How to Do Proper Software Distribution
Created On: 2016-09-22
I have wrote a post on software distribution ranking in different languages, but I didn't write about what is or how to do a proper software distribution.
A proper software distribution
- Is reproducible.
A distribution should not rely on specific personal, server or file to create. For example, if you have dependency on a private patch to some public available software, you should include that patch in your source code repository and apply that patch when building the software. The steps to create the distribution should be documented and always produce the same artifact.
- Is reliable to install.
It should not rely on network or 3rd party service to fetch dependencies. In house configuration server or artifact repository is okay.
If you distribution an end user product, uploading to PyPI is not end-of-story. Things like PyPI is temporarily down or left-pad package is removal from npm should not affect a proper distribution.

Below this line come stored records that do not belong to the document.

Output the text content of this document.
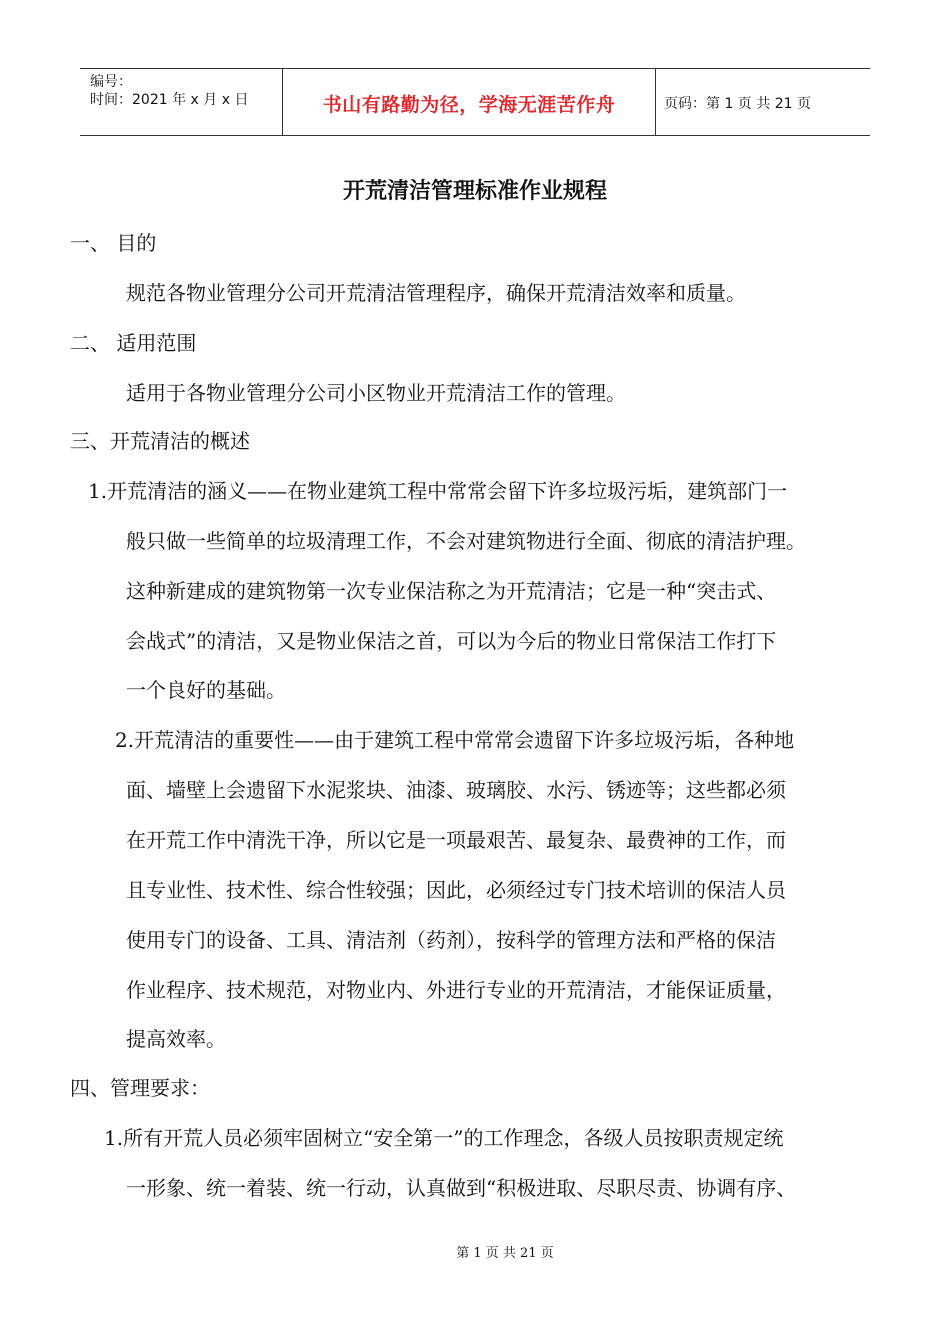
编号：
时间：2021 年 x 月 x 日	书山有路勤为径，学海无涯苦作舟	页码：第 1 页 共 21 页
开荒清洁管理标准作业规程
一、 目的
规范各物业管理分公司开荒清洁管理程序，确保开荒清洁效率和质量。
二、 适用范围
适用于各物业管理分公司小区物业开荒清洁工作的管理。
三、开荒清洁的概述
1.开荒清洁的涵义——在物业建筑工程中常常会留下许多垃圾污垢，建筑部门一
般只做一些简单的垃圾清理工作，不会对建筑物进行全面、彻底的清洁护理。
这种新建成的建筑物第一次专业保洁称之为开荒清洁；它是一种“突击式、
会战式”的清洁，又是物业保洁之首，可以为今后的物业日常保洁工作打下
一个良好的基础。
2.开荒清洁的重要性——由于建筑工程中常常会遗留下许多垃圾污垢，各种地
面、墙壁上会遗留下水泥浆块、油漆、玻璃胶、水污、锈迹等；这些都必须
在开荒工作中清洗干净，所以它是一项最艰苦、最复杂、最费神的工作，而
且专业性、技术性、综合性较强；因此，必须经过专门技术培训的保洁人员
使用专门的设备、工具、清洁剂（药剂），按科学的管理方法和严格的保洁
作业程序、技术规范，对物业内、外进行专业的开荒清洁，才能保证质量，
提高效率。
四、管理要求：
1.所有开荒人员必须牢固树立“安全第一”的工作理念，各级人员按职责规定统
一形象、统一着装、统一行动，认真做到“积极进取、尽职尽责、协调有序、
第 1 页 共 21 页
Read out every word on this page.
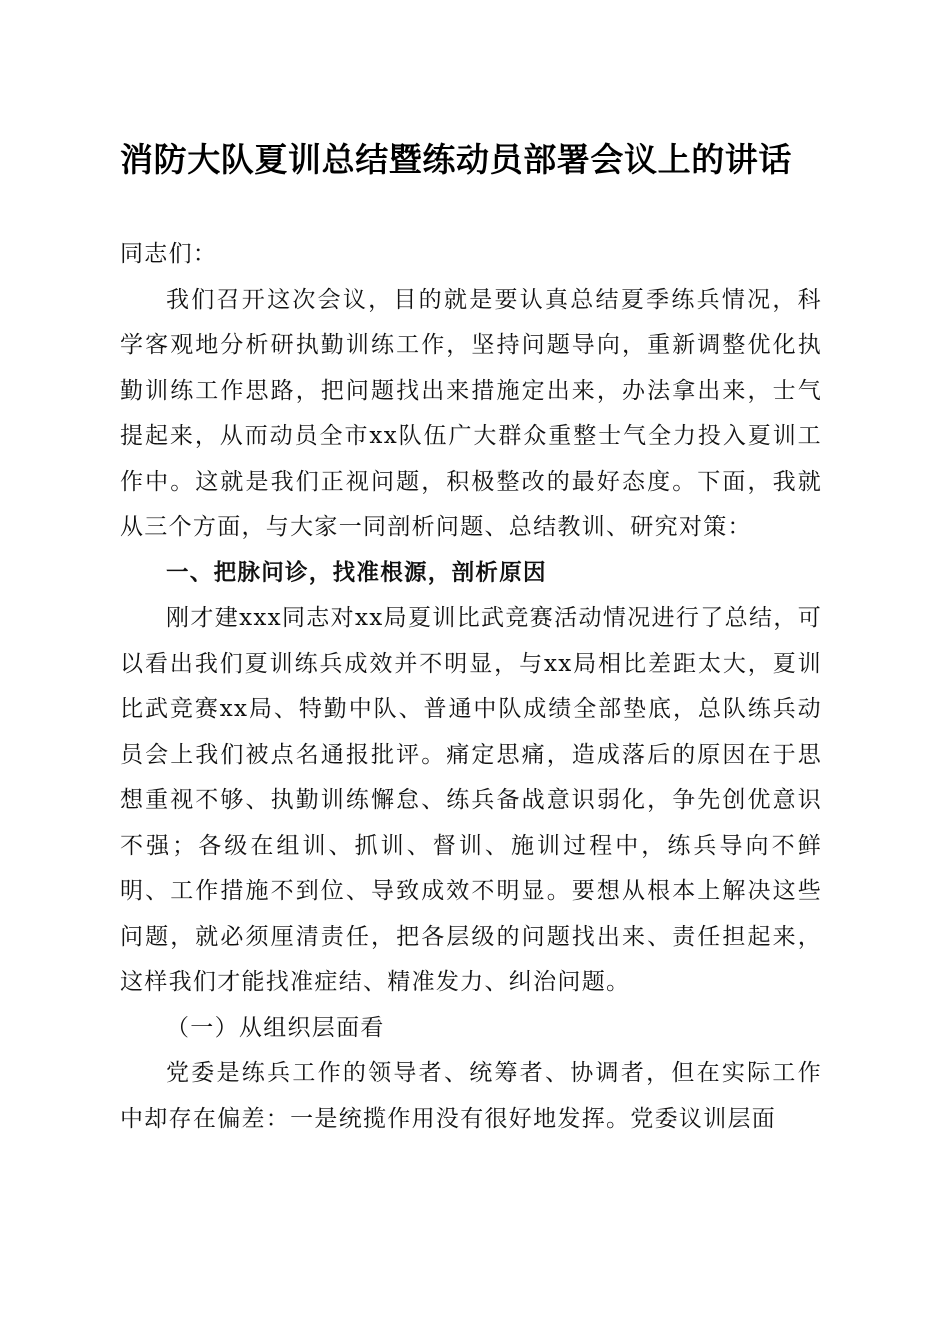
消防大队夏训总结暨练动员部署会议上的讲话

同志们：

我们召开这次会议，目的就是要认真总结夏季练兵情况，科学客观地分析研执勤训练工作，坚持问题导向，重新调整优化执勤训练工作思路，把问题找出来措施定出来，办法拿出来，士气提起来，从而动员全市xx队伍广大群众重整士气全力投入夏训工作中。这就是我们正视问题，积极整改的最好态度。下面，我就从三个方面，与大家一同剖析问题、总结教训、研究对策：

一、把脉问诊，找准根源，剖析原因

刚才建xxx同志对xx局夏训比武竞赛活动情况进行了总结，可以看出我们夏训练兵成效并不明显，与xx局相比差距太大，夏训比武竞赛xx局、特勤中队、普通中队成绩全部垫底，总队练兵动员会上我们被点名通报批评。痛定思痛，造成落后的原因在于思想重视不够、执勤训练懈怠、练兵备战意识弱化，争先创优意识不强；各级在组训、抓训、督训、施训过程中，练兵导向不鲜明、工作措施不到位、导致成效不明显。要想从根本上解决这些问题，就必须厘清责任，把各层级的问题找出来、责任担起来，这样我们才能找准症结、精准发力、纠治问题。

（一）从组织层面看

党委是练兵工作的领导者、统筹者、协调者，但在实际工作中却存在偏差：一是统揽作用没有很好地发挥。党委议训层面
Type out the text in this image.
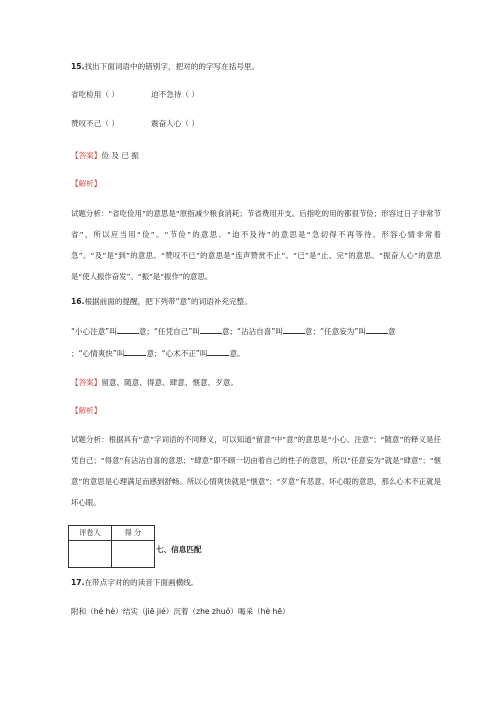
15.找出下面词语中的错别字，把对的的字写在括号里。
省吃检用（ ）	迫不急待（ ）
赞叹不己（ ）	震奋人心（ ）
【答案】俭 及 已 振
【解析】
试题分析：“省吃俭用”的意思是“原指减少粮食消耗；节省费用开支。后指吃的用的都很节俭；形容过日子非常节省”，所以应当用“俭”。“节俭”的意思、“迫不及待”的意思是“急切得不再等待。形容心情非常着急”。“及”是“到”的意思。“赞叹不已”的意思是“连声赞赏不止”。“已”是“止、完”的意思。“振奋人心”的意思是“使人振作奋发”。“振”是“振作”的意思。
16.根据前面的提醒，把下列带“意”的词语补充完整。
“小心注意”叫	意；“任凭自己”叫	意；“沾沾自喜”叫	意；“任意妄为”叫	意
；“心情爽快”叫	意；“心术不正”叫	意。
【答案】留意、随意、得意、肆意、惬意、歹意。
【解析】
试题分析：根据具有“意”字词语的不同释义，可以知道“留意”中“意”的意思是“小心、注意”；“随意”的释义是任凭自己；“得意”有沾沾自喜的意思；“肆意”即不顾一切由着自己的性子的意思，所以“任意妄为”就是“肆意”；“惬意”的意思是心理满足而感到舒畅。所以心情爽快就是“惬意”；“歹意”有恶意、坏心眼的意思，那么心术不正就是坏心眼。
评卷人	得 分

七、信息匹配
17.在带点字对的的读音下面画横线。
附和（hé hè）结实（jiē jié）沉着（zhe zhuó）喝采（hè hē）
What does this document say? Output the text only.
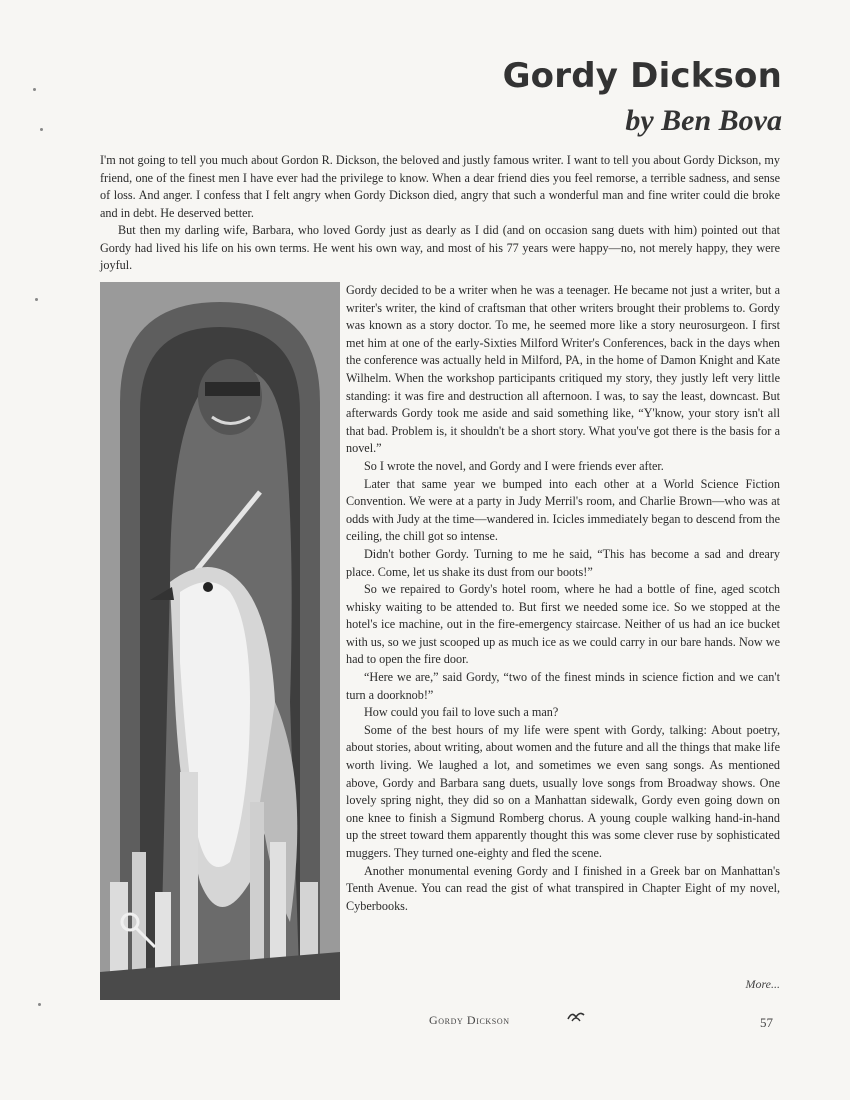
Gordy Dickson
by Ben Bova

I'm not going to tell you much about Gordon R. Dickson, the beloved and justly famous writer. I want to tell you about Gordy Dickson, my friend, one of the finest men I have ever had the privilege to know. When a dear friend dies you feel remorse, a terrible sadness, and sense of loss. And anger. I confess that I felt angry when Gordy Dickson died, angry that such a wonderful man and fine writer could die broke and in debt. He deserved better.

But then my darling wife, Barbara, who loved Gordy just as dearly as I did (and on occasion sang duets with him) pointed out that Gordy had lived his life on his own terms. He went his own way, and most of his 77 years were happy—no, not merely happy, they were joyful.

Gordy decided to be a writer when he was a teenager. He became not just a writer, but a writer's writer, the kind of craftsman that other writers brought their problems to. Gordy was known as a story doctor. To me, he seemed more like a story neurosurgeon. I first met him at one of the early-Sixties Milford Writer's Conferences, back in the days when the conference was actually held in Milford, PA, in the home of Damon Knight and Kate Wilhelm. When the workshop participants critiqued my story, they justly left very little standing: it was fire and destruction all afternoon. I was, to say the least, downcast. But afterwards Gordy took me aside and said something like, “Y'know, your story isn't all that bad. Problem is, it shouldn't be a short story. What you've got there is the basis for a novel.”

So I wrote the novel, and Gordy and I were friends ever after.

Later that same year we bumped into each other at a World Science Fiction Convention. We were at a party in Judy Merril's room, and Charlie Brown—who was at odds with Judy at the time—wandered in. Icicles immediately began to descend from the ceiling, the chill got so intense.

Didn't bother Gordy. Turning to me he said, “This has become a sad and dreary place. Come, let us shake its dust from our boots!”

So we repaired to Gordy's hotel room, where he had a bottle of fine, aged scotch whisky waiting to be attended to. But first we needed some ice. So we stopped at the hotel's ice machine, out in the fire-emergency staircase. Neither of us had an ice bucket with us, so we just scooped up as much ice as we could carry in our bare hands. Now we had to open the fire door.

“Here we are,” said Gordy, “two of the finest minds in science fiction and we can't turn a doorknob!”

How could you fail to love such a man?

Some of the best hours of my life were spent with Gordy, talking: About poetry, about stories, about writing, about women and the future and all the things that make life worth living. We laughed a lot, and sometimes we even sang songs. As mentioned above, Gordy and Barbara sang duets, usually love songs from Broadway shows. One lovely spring night, they did so on a Manhattan sidewalk, Gordy even going down on one knee to finish a Sigmund Romberg chorus. A young couple walking hand-in-hand up the street toward them apparently thought this was some clever ruse by sophisticated muggers. They turned one-eighty and fled the scene.

Another monumental evening Gordy and I finished in a Greek bar on Manhattan's Tenth Avenue. You can read the gist of what transpired in Chapter Eight of my novel, Cyberbooks.

More...
Gordy Dickson	57
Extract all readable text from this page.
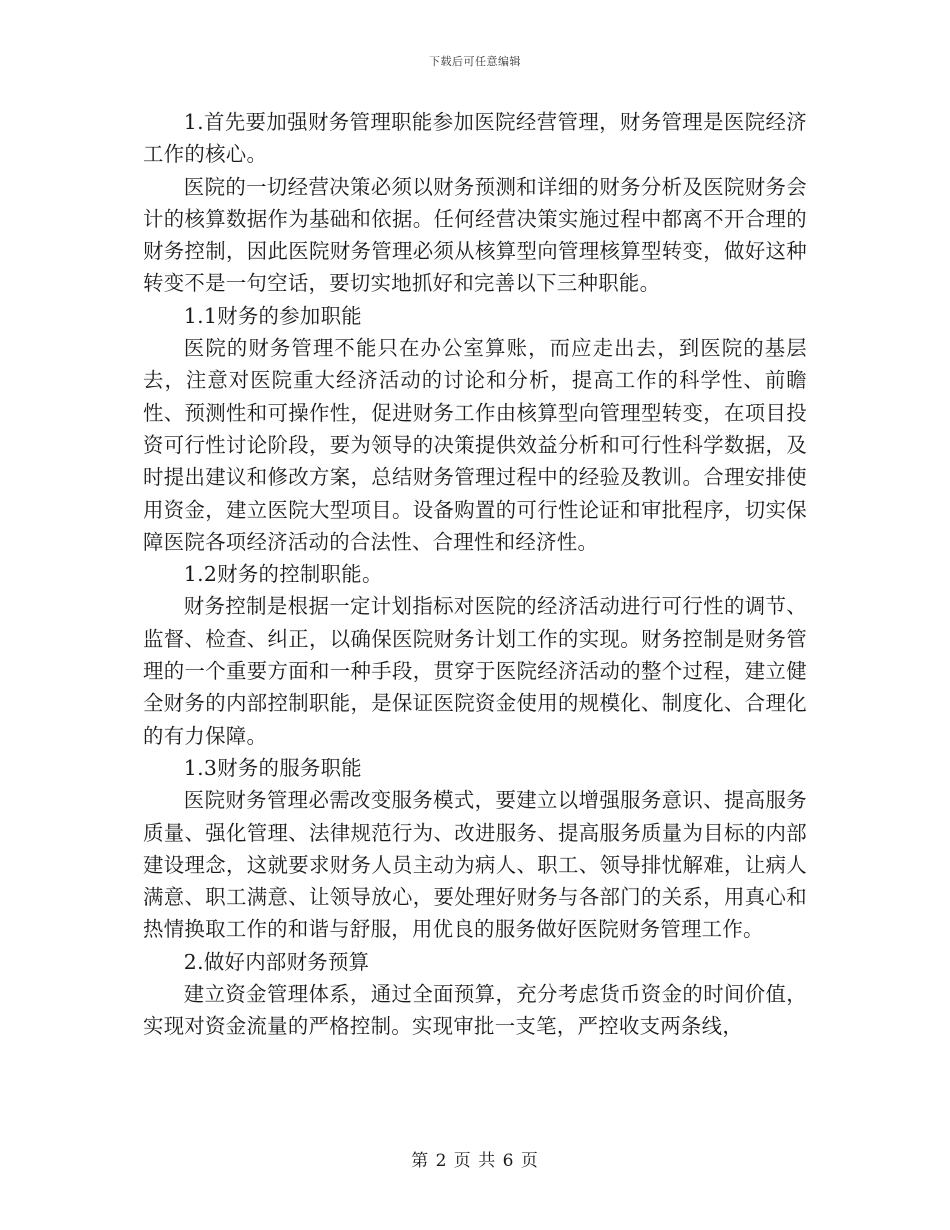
下载后可任意编辑

1.首先要加强财务管理职能参加医院经营管理，财务管理是医院经济工作的核心。

医院的一切经营决策必须以财务预测和详细的财务分析及医院财务会计的核算数据作为基础和依据。任何经营决策实施过程中都离不开合理的财务控制，因此医院财务管理必须从核算型向管理核算型转变，做好这种转变不是一句空话，要切实地抓好和完善以下三种职能。

1.1财务的参加职能

医院的财务管理不能只在办公室算账，而应走出去，到医院的基层去，注意对医院重大经济活动的讨论和分析，提高工作的科学性、前瞻性、预测性和可操作性，促进财务工作由核算型向管理型转变，在项目投资可行性讨论阶段，要为领导的决策提供效益分析和可行性科学数据，及时提出建议和修改方案，总结财务管理过程中的经验及教训。合理安排使用资金，建立医院大型项目。设备购置的可行性论证和审批程序，切实保障医院各项经济活动的合法性、合理性和经济性。

1.2财务的控制职能。

财务控制是根据一定计划指标对医院的经济活动进行可行性的调节、监督、检查、纠正，以确保医院财务计划工作的实现。财务控制是财务管理的一个重要方面和一种手段，贯穿于医院经济活动的整个过程，建立健全财务的内部控制职能，是保证医院资金使用的规模化、制度化、合理化的有力保障。

1.3财务的服务职能

医院财务管理必需改变服务模式，要建立以增强服务意识、提高服务质量、强化管理、法律规范行为、改进服务、提高服务质量为目标的内部建设理念，这就要求财务人员主动为病人、职工、领导排忧解难，让病人满意、职工满意、让领导放心，要处理好财务与各部门的关系，用真心和热情换取工作的和谐与舒服，用优良的服务做好医院财务管理工作。

2.做好内部财务预算

建立资金管理体系，通过全面预算，充分考虑货币资金的时间价值，实现对资金流量的严格控制。实现审批一支笔，严控收支两条线，

第 2 页 共 6 页
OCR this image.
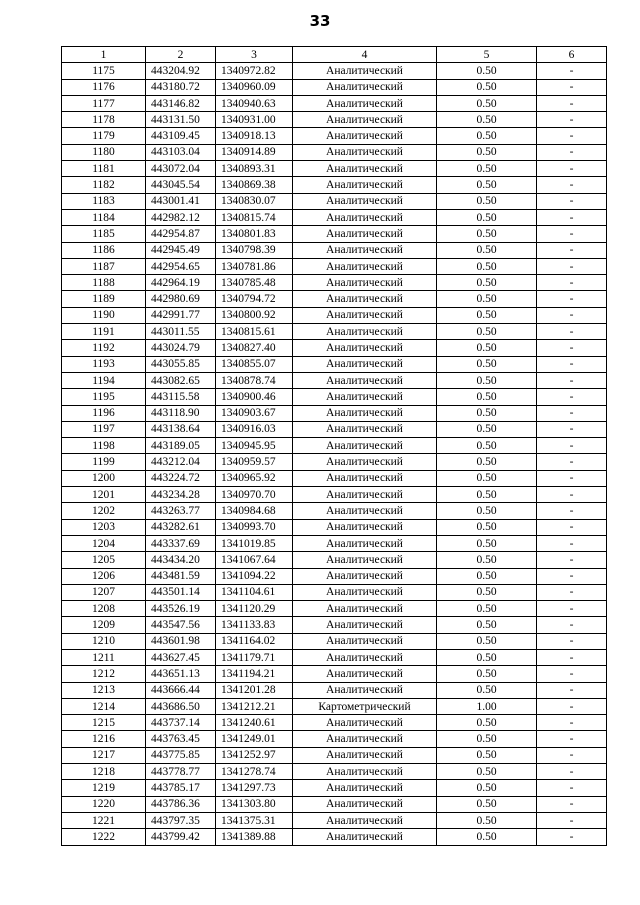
33
1	2	3	4	5	6
1175	443204.92	1340972.82	Аналитический	0.50	-
1176	443180.72	1340960.09	Аналитический	0.50	-
1177	443146.82	1340940.63	Аналитический	0.50	-
1178	443131.50	1340931.00	Аналитический	0.50	-
1179	443109.45	1340918.13	Аналитический	0.50	-
1180	443103.04	1340914.89	Аналитический	0.50	-
1181	443072.04	1340893.31	Аналитический	0.50	-
1182	443045.54	1340869.38	Аналитический	0.50	-
1183	443001.41	1340830.07	Аналитический	0.50	-
1184	442982.12	1340815.74	Аналитический	0.50	-
1185	442954.87	1340801.83	Аналитический	0.50	-
1186	442945.49	1340798.39	Аналитический	0.50	-
1187	442954.65	1340781.86	Аналитический	0.50	-
1188	442964.19	1340785.48	Аналитический	0.50	-
1189	442980.69	1340794.72	Аналитический	0.50	-
1190	442991.77	1340800.92	Аналитический	0.50	-
1191	443011.55	1340815.61	Аналитический	0.50	-
1192	443024.79	1340827.40	Аналитический	0.50	-
1193	443055.85	1340855.07	Аналитический	0.50	-
1194	443082.65	1340878.74	Аналитический	0.50	-
1195	443115.58	1340900.46	Аналитический	0.50	-
1196	443118.90	1340903.67	Аналитический	0.50	-
1197	443138.64	1340916.03	Аналитический	0.50	-
1198	443189.05	1340945.95	Аналитический	0.50	-
1199	443212.04	1340959.57	Аналитический	0.50	-
1200	443224.72	1340965.92	Аналитический	0.50	-
1201	443234.28	1340970.70	Аналитический	0.50	-
1202	443263.77	1340984.68	Аналитический	0.50	-
1203	443282.61	1340993.70	Аналитический	0.50	-
1204	443337.69	1341019.85	Аналитический	0.50	-
1205	443434.20	1341067.64	Аналитический	0.50	-
1206	443481.59	1341094.22	Аналитический	0.50	-
1207	443501.14	1341104.61	Аналитический	0.50	-
1208	443526.19	1341120.29	Аналитический	0.50	-
1209	443547.56	1341133.83	Аналитический	0.50	-
1210	443601.98	1341164.02	Аналитический	0.50	-
1211	443627.45	1341179.71	Аналитический	0.50	-
1212	443651.13	1341194.21	Аналитический	0.50	-
1213	443666.44	1341201.28	Аналитический	0.50	-
1214	443686.50	1341212.21	Картометрический	1.00	-
1215	443737.14	1341240.61	Аналитический	0.50	-
1216	443763.45	1341249.01	Аналитический	0.50	-
1217	443775.85	1341252.97	Аналитический	0.50	-
1218	443778.77	1341278.74	Аналитический	0.50	-
1219	443785.17	1341297.73	Аналитический	0.50	-
1220	443786.36	1341303.80	Аналитический	0.50	-
1221	443797.35	1341375.31	Аналитический	0.50	-
1222	443799.42	1341389.88	Аналитический	0.50	-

- External dependencies should be documented.
That includes operating system, language runtime, database, filesystem, network requirement, compilers, locale and timezone settings, fonts and so on. Explicitly list which environments are supported and which software and version is required.
- Internal dependencies should be included.
Try not to ask user to install internal dependencies themselves. If you have to do so, document the dependencies and supported versions for them. If possible, give concrete package names and version numbers. Do not use ">=3", "latest" etc to describe the dependencies. You cannot assume a dependency never have any backward incompatible changes.
- Has a brief description of what is it.
Not every project has a good and easy to recognize name. Especially some tools used internally in organizations and companies. Always include a README file or similar to document what the project is about.
- Has proper version number, release date, and checksums.
Version number is the way to identify a release. Release date gives an impression how up-to-date the software is. Checksum can be used to verify the downloaded software is not forged. Usually the checksum is md5sum, sha1sum or GPG signature.
It's astonishing that even today there are still many distributions that do not have these basic information listed.
Since software size is getting larger and Internet and CDN based distribution is popular, I can't say enough how important HTTPS website and file checksum is. Verifying you get what you expect is the first thing to do when downloading a software from the Internet. These can not be done if the distributor doesn't provide any checksum.
- Has an installation document and user guides to get user started.
The overall steps for installation and usage should be documented. If it takes a long time to install or do initialization, it should also be documented.
Optional but highly recommended
additions
- Can be generated and distributed automatically.
Usually this is done via continuous integration server or continuous integration pipeline. It's often as easy as turning those reproducible steps into a build script.
- Good separation of code and configuration.
Otherwise, your software may be difficult to use for some people with different environment.
- Has proper changelog.
A changelog file can show how the project is evolved, how often it is released, when an important feature or bug fix is introduced.
Note that git log is not enough as a changelog. git log has no concept of a release or distribution, some commits may not be useful to end users. Write a proper changelog if you want to keep a changelog. Those who are interested in git log can run it themselves.
- Has a sanity check or health check script/user interface.
These checks can be used to detect whether the installation is correct and can be used in system monitoring as well.
- Has support information or bug report links.
If it is a side project, you can write your support email there. If it is an internal tool in company, you can write a department or support team's contact. If it is a public technology related library or project, you probably should have a public bug report system for feedback.
All these is to provide a way to contact the authors or support team when something is wrong. As a software developer, you should expect people to have suggestions, questions or problems when using your software.